12月26日の米国株式市場は、いわゆる「サンタラリー」の期間中にありますが、全体としては材料不足により小幅な動き(横ばい)が続いています。
S&P 500やナスダックなどの主要指数は、わずかに下落するかフラットな状態で推移しており、年末特有の商いが薄い状況が見て取れます。
個別銘柄やセクターで見ると、非常に重要な動きがいくつかあります。
NVIDIA(エヌビディア)の巨大投資
AI半導体大手のNVIDIAは、AIスタートアップであるグロック(Grok/Groq)社から、AIモデルの「推論」に特化した技術のライセンス供与や主要人材の引き抜きを行うことを発表しました。

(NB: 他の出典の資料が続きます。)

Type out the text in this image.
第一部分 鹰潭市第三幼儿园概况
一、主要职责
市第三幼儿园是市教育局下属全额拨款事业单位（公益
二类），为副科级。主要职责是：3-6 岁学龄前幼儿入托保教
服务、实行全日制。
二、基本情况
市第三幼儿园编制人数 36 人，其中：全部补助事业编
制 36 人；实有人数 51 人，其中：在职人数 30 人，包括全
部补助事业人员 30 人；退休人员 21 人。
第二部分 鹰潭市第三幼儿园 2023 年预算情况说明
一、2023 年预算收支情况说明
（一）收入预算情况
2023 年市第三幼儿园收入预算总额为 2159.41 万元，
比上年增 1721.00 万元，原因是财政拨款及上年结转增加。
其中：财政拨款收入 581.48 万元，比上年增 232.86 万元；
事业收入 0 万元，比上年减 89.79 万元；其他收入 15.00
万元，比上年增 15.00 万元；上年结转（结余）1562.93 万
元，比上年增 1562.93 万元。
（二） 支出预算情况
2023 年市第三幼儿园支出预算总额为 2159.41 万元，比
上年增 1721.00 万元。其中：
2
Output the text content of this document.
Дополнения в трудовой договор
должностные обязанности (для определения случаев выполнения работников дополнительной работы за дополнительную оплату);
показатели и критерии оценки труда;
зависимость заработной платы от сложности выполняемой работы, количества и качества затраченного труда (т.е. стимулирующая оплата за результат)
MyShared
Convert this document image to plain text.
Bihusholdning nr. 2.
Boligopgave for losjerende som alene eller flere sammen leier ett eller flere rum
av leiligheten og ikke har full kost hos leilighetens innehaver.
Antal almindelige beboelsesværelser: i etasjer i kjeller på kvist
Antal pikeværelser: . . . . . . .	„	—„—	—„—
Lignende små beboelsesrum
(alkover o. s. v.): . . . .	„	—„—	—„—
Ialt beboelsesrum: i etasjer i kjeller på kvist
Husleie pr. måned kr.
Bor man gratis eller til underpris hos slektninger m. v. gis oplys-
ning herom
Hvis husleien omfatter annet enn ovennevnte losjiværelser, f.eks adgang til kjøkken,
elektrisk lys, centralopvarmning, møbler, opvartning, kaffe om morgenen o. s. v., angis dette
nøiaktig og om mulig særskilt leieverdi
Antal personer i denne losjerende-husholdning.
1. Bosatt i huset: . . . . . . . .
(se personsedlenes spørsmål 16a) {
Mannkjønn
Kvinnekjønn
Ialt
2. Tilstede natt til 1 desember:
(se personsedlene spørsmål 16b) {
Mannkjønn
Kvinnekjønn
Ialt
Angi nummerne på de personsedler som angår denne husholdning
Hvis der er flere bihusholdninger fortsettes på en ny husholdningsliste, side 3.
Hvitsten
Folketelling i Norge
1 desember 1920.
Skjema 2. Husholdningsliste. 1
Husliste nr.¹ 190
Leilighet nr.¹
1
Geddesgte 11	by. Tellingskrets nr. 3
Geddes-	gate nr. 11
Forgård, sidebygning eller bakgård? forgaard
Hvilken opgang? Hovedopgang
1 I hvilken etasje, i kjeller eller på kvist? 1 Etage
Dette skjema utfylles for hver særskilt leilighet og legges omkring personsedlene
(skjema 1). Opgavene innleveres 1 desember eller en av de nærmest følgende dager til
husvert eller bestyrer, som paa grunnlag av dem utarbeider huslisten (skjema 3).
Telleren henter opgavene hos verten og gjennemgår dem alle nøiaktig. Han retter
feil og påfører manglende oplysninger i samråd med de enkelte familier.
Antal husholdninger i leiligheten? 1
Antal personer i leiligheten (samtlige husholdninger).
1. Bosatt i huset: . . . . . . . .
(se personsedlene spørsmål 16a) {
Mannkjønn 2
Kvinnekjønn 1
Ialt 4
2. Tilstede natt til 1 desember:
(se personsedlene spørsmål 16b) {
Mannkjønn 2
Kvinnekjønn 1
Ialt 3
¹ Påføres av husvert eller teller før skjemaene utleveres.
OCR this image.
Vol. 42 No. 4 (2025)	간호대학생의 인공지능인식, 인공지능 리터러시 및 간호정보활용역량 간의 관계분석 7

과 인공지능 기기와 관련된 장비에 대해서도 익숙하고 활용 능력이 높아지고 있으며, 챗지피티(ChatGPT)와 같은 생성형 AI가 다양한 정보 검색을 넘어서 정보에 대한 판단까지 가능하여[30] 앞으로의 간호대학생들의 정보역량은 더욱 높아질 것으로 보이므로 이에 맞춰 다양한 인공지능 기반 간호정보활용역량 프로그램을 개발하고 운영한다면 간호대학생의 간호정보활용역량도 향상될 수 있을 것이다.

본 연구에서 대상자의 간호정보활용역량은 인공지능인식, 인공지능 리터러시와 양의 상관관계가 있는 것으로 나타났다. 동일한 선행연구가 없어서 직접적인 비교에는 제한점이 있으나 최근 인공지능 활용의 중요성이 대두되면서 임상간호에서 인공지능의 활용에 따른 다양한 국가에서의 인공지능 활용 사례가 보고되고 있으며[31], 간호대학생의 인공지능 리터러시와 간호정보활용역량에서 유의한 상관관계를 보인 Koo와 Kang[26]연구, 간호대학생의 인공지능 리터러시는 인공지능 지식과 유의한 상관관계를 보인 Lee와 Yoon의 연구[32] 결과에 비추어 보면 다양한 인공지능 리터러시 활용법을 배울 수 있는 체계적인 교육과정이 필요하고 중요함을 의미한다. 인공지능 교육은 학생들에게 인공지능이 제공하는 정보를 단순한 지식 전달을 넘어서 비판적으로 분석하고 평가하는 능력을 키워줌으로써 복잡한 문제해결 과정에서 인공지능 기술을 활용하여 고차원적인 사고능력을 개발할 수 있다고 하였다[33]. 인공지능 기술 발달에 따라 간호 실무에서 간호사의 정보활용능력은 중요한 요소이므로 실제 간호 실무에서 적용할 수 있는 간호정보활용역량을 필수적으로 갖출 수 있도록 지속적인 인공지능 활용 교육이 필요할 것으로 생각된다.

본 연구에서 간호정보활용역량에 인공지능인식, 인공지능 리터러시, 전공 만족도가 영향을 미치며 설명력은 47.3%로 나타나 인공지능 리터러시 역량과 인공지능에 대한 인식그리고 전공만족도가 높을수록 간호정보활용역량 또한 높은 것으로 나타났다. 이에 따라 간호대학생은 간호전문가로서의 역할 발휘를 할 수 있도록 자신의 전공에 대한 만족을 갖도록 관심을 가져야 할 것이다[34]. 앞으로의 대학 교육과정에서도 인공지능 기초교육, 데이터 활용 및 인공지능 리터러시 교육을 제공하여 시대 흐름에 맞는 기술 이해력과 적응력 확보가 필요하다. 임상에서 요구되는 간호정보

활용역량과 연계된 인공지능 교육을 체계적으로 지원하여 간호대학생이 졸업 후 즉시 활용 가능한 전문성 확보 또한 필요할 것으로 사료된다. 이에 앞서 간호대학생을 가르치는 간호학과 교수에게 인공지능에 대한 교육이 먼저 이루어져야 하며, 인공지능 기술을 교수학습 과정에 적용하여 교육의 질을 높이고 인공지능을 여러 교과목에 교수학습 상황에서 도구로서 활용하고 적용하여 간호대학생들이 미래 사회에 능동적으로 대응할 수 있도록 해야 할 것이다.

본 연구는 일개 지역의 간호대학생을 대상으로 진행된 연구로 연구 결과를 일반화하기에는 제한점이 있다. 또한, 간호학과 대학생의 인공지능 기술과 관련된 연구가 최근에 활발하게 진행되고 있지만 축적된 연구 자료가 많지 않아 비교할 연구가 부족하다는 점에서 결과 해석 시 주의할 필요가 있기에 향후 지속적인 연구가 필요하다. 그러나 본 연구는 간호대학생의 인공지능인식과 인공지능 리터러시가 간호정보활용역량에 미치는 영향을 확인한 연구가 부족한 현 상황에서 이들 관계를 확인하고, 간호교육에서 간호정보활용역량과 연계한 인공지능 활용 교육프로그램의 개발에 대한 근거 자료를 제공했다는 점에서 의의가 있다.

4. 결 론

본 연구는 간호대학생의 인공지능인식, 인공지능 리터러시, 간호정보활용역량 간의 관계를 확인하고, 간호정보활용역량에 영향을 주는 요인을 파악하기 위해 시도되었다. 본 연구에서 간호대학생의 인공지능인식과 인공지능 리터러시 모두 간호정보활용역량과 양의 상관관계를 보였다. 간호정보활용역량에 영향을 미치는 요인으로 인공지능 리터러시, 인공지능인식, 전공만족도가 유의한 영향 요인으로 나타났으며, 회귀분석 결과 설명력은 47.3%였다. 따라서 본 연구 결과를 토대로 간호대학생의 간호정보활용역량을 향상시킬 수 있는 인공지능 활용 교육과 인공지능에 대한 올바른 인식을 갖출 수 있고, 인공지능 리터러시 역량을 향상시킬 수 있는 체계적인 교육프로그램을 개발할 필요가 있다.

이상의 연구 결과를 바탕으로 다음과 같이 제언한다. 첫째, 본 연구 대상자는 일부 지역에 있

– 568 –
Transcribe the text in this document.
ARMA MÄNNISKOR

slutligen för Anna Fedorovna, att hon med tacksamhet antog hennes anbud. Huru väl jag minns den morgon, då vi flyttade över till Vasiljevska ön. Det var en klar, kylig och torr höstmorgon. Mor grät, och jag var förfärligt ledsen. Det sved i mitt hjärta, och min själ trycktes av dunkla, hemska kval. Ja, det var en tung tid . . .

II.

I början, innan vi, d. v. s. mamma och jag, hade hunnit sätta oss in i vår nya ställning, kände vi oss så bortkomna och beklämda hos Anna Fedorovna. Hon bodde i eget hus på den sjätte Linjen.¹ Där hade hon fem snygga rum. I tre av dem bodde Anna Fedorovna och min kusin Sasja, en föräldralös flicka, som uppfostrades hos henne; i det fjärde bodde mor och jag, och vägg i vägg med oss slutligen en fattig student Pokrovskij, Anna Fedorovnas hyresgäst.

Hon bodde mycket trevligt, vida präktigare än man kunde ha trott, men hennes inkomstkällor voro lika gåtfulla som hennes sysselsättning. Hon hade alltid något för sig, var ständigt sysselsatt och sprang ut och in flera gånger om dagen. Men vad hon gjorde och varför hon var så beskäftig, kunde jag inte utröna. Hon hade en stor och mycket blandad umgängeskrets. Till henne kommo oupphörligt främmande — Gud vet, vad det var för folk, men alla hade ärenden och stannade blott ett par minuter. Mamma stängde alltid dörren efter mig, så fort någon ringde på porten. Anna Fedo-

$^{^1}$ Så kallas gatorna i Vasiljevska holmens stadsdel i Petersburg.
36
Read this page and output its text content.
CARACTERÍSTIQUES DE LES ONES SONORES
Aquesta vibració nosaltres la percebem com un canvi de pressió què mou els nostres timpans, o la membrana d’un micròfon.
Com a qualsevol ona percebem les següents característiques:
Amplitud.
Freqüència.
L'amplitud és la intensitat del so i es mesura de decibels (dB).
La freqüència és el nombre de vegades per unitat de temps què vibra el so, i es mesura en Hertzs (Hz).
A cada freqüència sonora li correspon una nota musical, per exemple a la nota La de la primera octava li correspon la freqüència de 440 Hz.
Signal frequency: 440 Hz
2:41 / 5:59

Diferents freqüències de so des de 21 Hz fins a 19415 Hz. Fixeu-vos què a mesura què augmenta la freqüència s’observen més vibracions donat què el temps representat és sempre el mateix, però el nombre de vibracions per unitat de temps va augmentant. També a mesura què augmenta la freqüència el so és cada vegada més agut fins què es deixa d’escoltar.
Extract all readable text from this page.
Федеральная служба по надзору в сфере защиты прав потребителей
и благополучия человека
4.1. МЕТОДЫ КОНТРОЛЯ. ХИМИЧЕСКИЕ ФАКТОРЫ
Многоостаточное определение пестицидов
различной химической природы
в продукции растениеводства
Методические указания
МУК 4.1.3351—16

実質的な買収に近い形(約200億ドル規模)であり、トレーニングだけでなく「推論」分野での独占体制を強化する狙いがあると評価されています。
半導体需要の強さ
メモリー半導体(HBM)への需要は依然として非常に強く、SKハイニックスなどが価格引き上げを行うなど、2026年に向けてさらなる市場拡大が予想されています。
バリュー株への注目
ハイテク株が調整局面にある一方で、小売大手のターゲット(Target)などの割安な優良銘柄にアクティビスト(物言う投資家)が関心を示すなど、一部のバリュー銘柄に資金が動く兆しも見られます。
金利見通し
市場では、1月の利下げは見送られ、3月に1回行われる可能性があるという見方が強まっています。
ビットコイン・レンジ相場と1月の回復期待

ビットコインについては、現在8万7,000ドルから9万ドルの間での「低空飛行」あるいは「レンジ相場(横ばい)」が続いています。
上値の重さと流動性
一時的に9万ドルを回復する場面もありましたが、年末で市場の流動性が低いため、利益確定売りに押されやすく、上昇の勢いが持続しにくい状況です。
貴金属との対比
現在、投資家の注目は史上最高値を更新し続けているゴールド(金)やシルバー(銀)などの貴金属に集まっており、ビットコインはそれらの動きに追従するタイミングを待っている状態と言えます。
年明けの見通し
1月に入ると、機関投資家によるポートフォリオの再分配が行われるため、再び仮想通貨市場に資金が戻り、回復に向かう可能性があるとの期待感も示されています。